Assignment 3

CS 540 High Performance Computing
Instructor: Jeremy Johnson 
Due date: (Wed. Dec. 9 at midnight)

In this assignment, you will vectorize and parallelize your matrix multiplication code from .
  1. Vectorize your best mini MMM code using SSE2 (2 way vectorization). You may need to revisit your unrolled micro MMM to achieve appropriate vectorization. Measure and record speedup.
  2. Use multithreading (either pthreads or openmp) to parallelize your MMM code from assignment 2. You should use the vectorized code from part 1 for the mini MMM. You should experiment with different scheduling strategies to perform the mini MMM block multiplications in parallel. You may wish to introduce another level of blocking; however, start by performing the mini MMM blocks in parallel. Compute and present speedup for the different strategies you tried. What was the best approach and why?
  3. Create a plot showing the MFLOPS of your best code for different matrix sizes. Note that for small sizes the sequential code may be best. Compare your best times with the original triply nested loop code. What was your overall improvement.

Submission

You should prepare a summary report of your experiments and performance data. Make sure all relevent (e.g. compiler version and flags, machine type (memory, clock speed, cache info) information for each set of data is provided. Make sure all plots are labeled and easy to read. Raw data and all source files (along with compilation instructions - i.e. a makefile) should be provided. The report should be submitted as a pdf file. Make sure that any code that is timed is correct.

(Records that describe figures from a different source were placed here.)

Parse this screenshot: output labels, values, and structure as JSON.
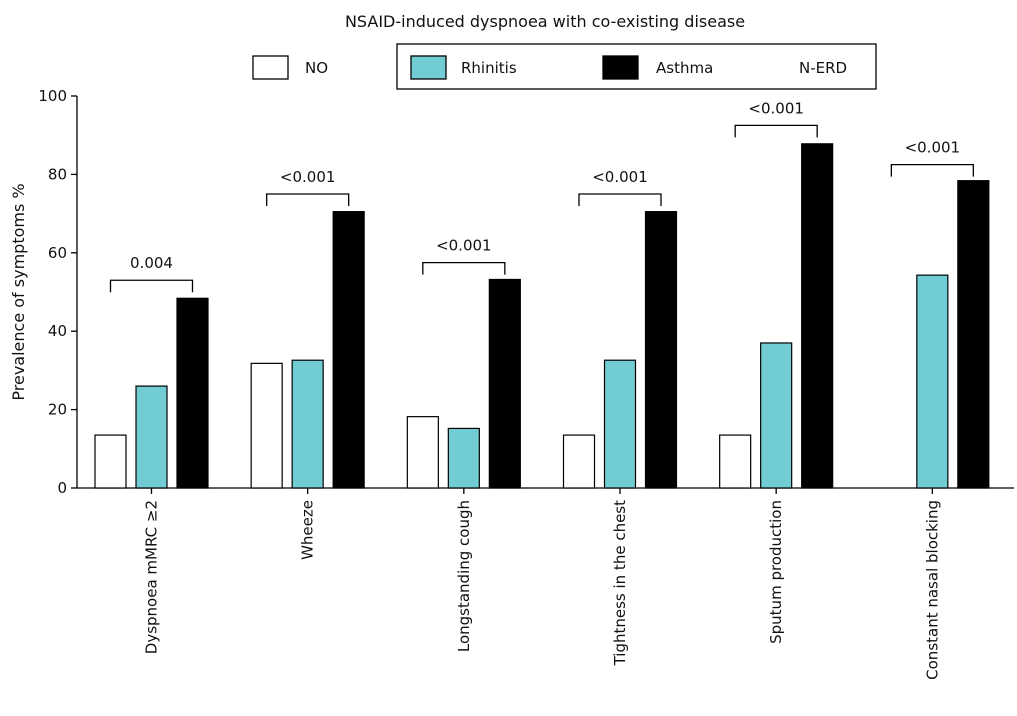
{
  "chart_data": {
    "type": "bar",
    "title": "NSAID-induced dyspnoea with co-existing disease",
    "ylabel": "Prevalence of symptoms %",
    "xlabel": "",
    "ylim": [
      0,
      100
    ],
    "yticks": [
      0,
      20,
      40,
      60,
      80,
      100
    ],
    "grid": false,
    "legend_position": "top",
    "categories": [
      "Dyspnoea mMRC ≥2",
      "Wheeze",
      "Longstanding cough",
      "Tightness in the chest",
      "Sputum production",
      "Constant nasal blocking"
    ],
    "legend": [
      {
        "name": "NO",
        "color": "#ffffff"
      },
      {
        "name": "Rhinitis",
        "color": "#72ccd3"
      },
      {
        "name": "Asthma",
        "color": "#000000"
      },
      {
        "name": "N-ERD",
        "color": ""
      }
    ],
    "series": [
      {
        "key": "no",
        "color": "#ffffff",
        "values": [
          13.5,
          31.8,
          18.2,
          13.5,
          13.5,
          0
        ]
      },
      {
        "key": "rhinitis",
        "color": "#72ccd3",
        "values": [
          26.0,
          32.6,
          15.2,
          32.6,
          37.0,
          54.3
        ]
      },
      {
        "key": "asthma",
        "color": "#000000",
        "values": [
          48.4,
          70.5,
          53.2,
          70.5,
          87.8,
          78.4
        ]
      }
    ],
    "annotations": [
      {
        "category": 0,
        "text": "0.004",
        "y": 53.0
      },
      {
        "category": 1,
        "text": "<0.001",
        "y": 75.0
      },
      {
        "category": 2,
        "text": "<0.001",
        "y": 57.5
      },
      {
        "category": 3,
        "text": "<0.001",
        "y": 75.0
      },
      {
        "category": 4,
        "text": "<0.001",
        "y": 92.5
      },
      {
        "category": 5,
        "text": "<0.001",
        "y": 82.5
      }
    ]
  }
}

Students should submit their solution electronically using BbVista. Submit a gzipped tar file, called A3.tar.gz (the tar file should contain a directory called A1 which contains the files). The tar file should contain source code, instructions how to run your programs, sample input and output files, and a README file. The README file should describe all files that are included, contain instructions how to build and use the code, and outline how the code works.